Rumor mill: Following Google's unveiling of Stadia at GDC earlier this week, interest in cloud-based game streaming has never been higher. Several big companies are already involved in the industry, with more set to join---one of which is rumored to be Walmart.

The surprising news comes from US Gamer, whose anonymous sources say Walmart is "exploring" entering what is quickly becoming a packed and competitive market. The retailer is said to have been speaking to developers and publishers about the project throughout 2019 and during the same Game Developers Conference where Google showed off Stadia.

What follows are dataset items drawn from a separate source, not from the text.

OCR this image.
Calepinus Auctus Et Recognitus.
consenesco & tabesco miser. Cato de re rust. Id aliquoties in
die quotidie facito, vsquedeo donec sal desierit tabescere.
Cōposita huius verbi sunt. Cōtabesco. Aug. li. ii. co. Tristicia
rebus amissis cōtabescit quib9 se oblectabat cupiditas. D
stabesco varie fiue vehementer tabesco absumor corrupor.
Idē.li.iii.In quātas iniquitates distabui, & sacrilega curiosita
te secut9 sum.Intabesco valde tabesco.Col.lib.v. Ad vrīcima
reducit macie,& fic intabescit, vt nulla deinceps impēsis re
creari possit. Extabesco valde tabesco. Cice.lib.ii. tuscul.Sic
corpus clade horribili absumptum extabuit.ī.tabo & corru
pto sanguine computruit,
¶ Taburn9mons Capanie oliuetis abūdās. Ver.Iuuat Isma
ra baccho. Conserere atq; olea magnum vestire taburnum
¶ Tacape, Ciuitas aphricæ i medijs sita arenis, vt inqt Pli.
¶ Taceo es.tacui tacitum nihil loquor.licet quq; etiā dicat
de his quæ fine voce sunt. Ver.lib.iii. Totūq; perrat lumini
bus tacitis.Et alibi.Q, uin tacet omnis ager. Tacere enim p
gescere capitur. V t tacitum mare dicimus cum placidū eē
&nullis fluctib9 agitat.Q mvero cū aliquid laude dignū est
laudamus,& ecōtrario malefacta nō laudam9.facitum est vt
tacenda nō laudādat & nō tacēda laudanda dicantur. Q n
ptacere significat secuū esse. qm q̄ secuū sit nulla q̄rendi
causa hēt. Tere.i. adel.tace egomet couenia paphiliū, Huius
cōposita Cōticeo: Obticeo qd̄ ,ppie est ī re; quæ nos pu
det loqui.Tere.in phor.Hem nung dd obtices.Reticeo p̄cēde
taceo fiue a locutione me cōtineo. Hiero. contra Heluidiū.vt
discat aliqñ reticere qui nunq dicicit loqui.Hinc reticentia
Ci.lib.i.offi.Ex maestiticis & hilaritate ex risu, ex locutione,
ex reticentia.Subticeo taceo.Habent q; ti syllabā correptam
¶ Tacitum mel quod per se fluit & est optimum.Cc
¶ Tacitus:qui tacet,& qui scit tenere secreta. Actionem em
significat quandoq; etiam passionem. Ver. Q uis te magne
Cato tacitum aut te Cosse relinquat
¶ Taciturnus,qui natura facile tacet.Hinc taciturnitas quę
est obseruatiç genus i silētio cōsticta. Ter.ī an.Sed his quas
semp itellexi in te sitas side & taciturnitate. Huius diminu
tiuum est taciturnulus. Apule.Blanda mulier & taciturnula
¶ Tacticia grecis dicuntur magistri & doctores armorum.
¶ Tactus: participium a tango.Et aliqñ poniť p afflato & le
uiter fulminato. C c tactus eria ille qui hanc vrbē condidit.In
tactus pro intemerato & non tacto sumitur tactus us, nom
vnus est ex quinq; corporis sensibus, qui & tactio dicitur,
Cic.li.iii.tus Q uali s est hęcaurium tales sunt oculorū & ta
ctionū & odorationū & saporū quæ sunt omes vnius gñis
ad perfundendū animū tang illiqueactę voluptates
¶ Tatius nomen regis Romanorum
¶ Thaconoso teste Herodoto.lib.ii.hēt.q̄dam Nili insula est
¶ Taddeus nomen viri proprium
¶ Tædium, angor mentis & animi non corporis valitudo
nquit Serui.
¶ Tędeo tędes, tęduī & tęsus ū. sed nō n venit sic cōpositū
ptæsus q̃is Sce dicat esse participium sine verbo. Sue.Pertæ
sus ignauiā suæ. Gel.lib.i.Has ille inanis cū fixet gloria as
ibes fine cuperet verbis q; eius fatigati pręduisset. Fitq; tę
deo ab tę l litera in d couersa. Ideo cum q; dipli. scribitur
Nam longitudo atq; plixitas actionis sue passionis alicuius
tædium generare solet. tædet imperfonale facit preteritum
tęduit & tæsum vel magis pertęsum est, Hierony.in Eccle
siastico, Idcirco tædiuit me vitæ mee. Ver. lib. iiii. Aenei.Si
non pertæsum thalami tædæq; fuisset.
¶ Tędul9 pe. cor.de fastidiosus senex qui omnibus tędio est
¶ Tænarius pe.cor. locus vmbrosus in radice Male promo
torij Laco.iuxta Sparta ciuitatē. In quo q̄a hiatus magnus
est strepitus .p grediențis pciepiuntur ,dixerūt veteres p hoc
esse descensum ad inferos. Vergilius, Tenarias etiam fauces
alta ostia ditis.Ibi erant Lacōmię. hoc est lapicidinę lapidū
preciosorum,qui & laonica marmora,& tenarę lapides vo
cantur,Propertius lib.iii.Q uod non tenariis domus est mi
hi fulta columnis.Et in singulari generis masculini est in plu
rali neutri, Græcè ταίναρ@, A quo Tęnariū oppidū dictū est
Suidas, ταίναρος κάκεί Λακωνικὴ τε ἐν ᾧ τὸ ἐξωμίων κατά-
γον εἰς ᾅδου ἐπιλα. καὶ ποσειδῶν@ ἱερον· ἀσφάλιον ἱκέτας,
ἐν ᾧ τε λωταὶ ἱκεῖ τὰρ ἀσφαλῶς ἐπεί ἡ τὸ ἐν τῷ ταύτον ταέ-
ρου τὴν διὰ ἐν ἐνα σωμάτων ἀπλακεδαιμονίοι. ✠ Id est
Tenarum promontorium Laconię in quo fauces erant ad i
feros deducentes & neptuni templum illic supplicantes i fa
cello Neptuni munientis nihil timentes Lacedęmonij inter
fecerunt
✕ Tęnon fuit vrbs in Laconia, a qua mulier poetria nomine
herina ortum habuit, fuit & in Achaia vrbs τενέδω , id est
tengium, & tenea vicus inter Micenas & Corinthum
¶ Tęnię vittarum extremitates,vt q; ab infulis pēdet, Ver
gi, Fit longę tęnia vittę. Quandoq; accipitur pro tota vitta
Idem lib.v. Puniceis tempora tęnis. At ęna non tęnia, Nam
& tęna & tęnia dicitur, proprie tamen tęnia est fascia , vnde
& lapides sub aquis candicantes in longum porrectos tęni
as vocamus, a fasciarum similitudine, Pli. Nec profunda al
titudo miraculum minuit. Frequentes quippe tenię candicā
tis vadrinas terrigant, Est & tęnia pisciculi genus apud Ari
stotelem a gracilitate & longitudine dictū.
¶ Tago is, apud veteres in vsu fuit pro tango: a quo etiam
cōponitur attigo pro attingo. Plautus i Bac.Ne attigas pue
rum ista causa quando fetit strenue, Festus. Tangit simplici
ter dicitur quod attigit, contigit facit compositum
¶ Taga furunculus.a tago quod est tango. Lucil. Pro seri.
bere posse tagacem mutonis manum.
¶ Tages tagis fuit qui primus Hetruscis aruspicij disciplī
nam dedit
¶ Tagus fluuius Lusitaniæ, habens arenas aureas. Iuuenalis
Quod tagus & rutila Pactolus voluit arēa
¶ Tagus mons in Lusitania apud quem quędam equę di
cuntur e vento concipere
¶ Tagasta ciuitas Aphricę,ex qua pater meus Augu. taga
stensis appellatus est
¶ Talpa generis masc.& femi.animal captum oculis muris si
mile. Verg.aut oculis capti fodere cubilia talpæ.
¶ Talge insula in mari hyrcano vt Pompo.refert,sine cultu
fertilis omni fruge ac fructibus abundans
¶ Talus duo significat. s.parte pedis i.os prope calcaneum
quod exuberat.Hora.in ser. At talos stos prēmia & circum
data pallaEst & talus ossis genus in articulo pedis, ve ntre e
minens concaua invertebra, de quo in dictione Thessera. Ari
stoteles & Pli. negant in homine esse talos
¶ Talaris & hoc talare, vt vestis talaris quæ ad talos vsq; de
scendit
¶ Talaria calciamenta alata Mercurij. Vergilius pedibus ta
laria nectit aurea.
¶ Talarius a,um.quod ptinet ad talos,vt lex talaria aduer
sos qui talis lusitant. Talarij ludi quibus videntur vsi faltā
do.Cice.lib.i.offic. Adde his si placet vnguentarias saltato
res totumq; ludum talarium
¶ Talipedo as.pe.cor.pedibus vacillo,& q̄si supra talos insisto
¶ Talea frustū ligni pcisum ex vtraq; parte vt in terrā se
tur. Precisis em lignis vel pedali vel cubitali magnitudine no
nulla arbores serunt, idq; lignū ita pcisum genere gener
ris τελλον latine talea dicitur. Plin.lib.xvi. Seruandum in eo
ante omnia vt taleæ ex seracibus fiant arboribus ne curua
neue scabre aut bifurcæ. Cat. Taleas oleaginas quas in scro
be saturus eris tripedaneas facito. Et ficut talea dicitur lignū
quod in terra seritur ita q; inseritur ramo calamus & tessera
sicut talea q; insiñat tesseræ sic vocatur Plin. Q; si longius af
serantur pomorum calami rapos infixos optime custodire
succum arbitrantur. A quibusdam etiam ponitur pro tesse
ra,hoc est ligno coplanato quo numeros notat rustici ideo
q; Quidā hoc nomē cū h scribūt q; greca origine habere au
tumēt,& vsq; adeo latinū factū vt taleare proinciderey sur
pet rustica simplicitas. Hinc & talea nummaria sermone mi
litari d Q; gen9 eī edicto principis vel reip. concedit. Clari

In addition to facing established game streaming services such as Nvidia's GeForce Now, Walmart would be going up against Microsoft's upcoming xCloud, Google's Stadia, and Amazon's platform. The tech giants use their many datacenters and custom hardware to power their streaming products, meaning Walmart would need to use plenty of its vast resources if it wants to become a serious industry player.

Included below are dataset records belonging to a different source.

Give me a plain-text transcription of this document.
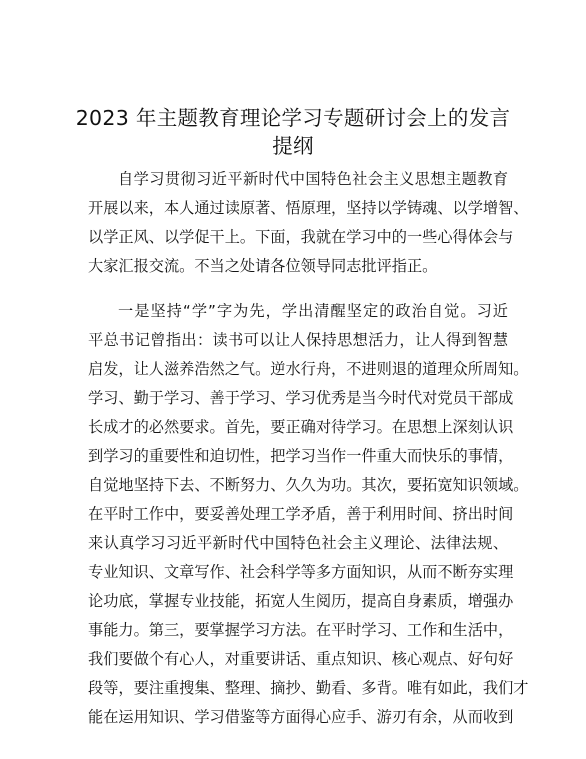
2023 年主题教育理论学习专题研讨会上的发言
提纲
自学习贯彻习近平新时代中国特色社会主义思想主题教育
开展以来，本人通过读原著、悟原理，坚持以学铸魂、以学增智、
以学正风、以学促干上。下面，我就在学习中的一些心得体会与
大家汇报交流。不当之处请各位领导同志批评指正。
一是坚持“学”字为先，学出清醒坚定的政治自觉。习近
平总书记曾指出：读书可以让人保持思想活力，让人得到智慧
启发，让人滋养浩然之气。逆水行舟，不进则退的道理众所周知。
学习、勤于学习、善于学习、学习优秀是当今时代对党员干部成
长成才的必然要求。首先，要正确对待学习。在思想上深刻认识
到学习的重要性和迫切性，把学习当作一件重大而快乐的事情，
自觉地坚持下去、不断努力、久久为功。其次，要拓宽知识领域。
在平时工作中，要妥善处理工学矛盾，善于利用时间、挤出时间
来认真学习习近平新时代中国特色社会主义理论、法律法规、
专业知识、文章写作、社会科学等多方面知识，从而不断夯实理
论功底，掌握专业技能，拓宽人生阅历，提高自身素质，增强办
事能力。第三，要掌握学习方法。在平时学习、工作和生活中，
我们要做个有心人，对重要讲话、重点知识、核心观点、好句好
段等，要注重搜集、整理、摘抄、勤看、多背。唯有如此，我们才
能在运用知识、学习借鉴等方面得心应手、游刃有余，从而收到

But it's not as if Walmart is starting from scratch. US Gamer notes that the company has a datacenter unofficially called Area 71 in Caverna, Missouri, which holds over 460 trillion bytes of data, while its Walmart Labs technology arm in silicon valley has 6000 employs and develops tech for its digital presence.

Back in July last year, Walmart was looking to take on Netflix and Amazon by launching its own video streaming service, but the company reportedly abandoned those plans in February because they were "too risky."

Walmart is still in the exploratory stage of this project, so any final product isn't likely to arrive until next year at the earliest---assuming the plans don't get canceled.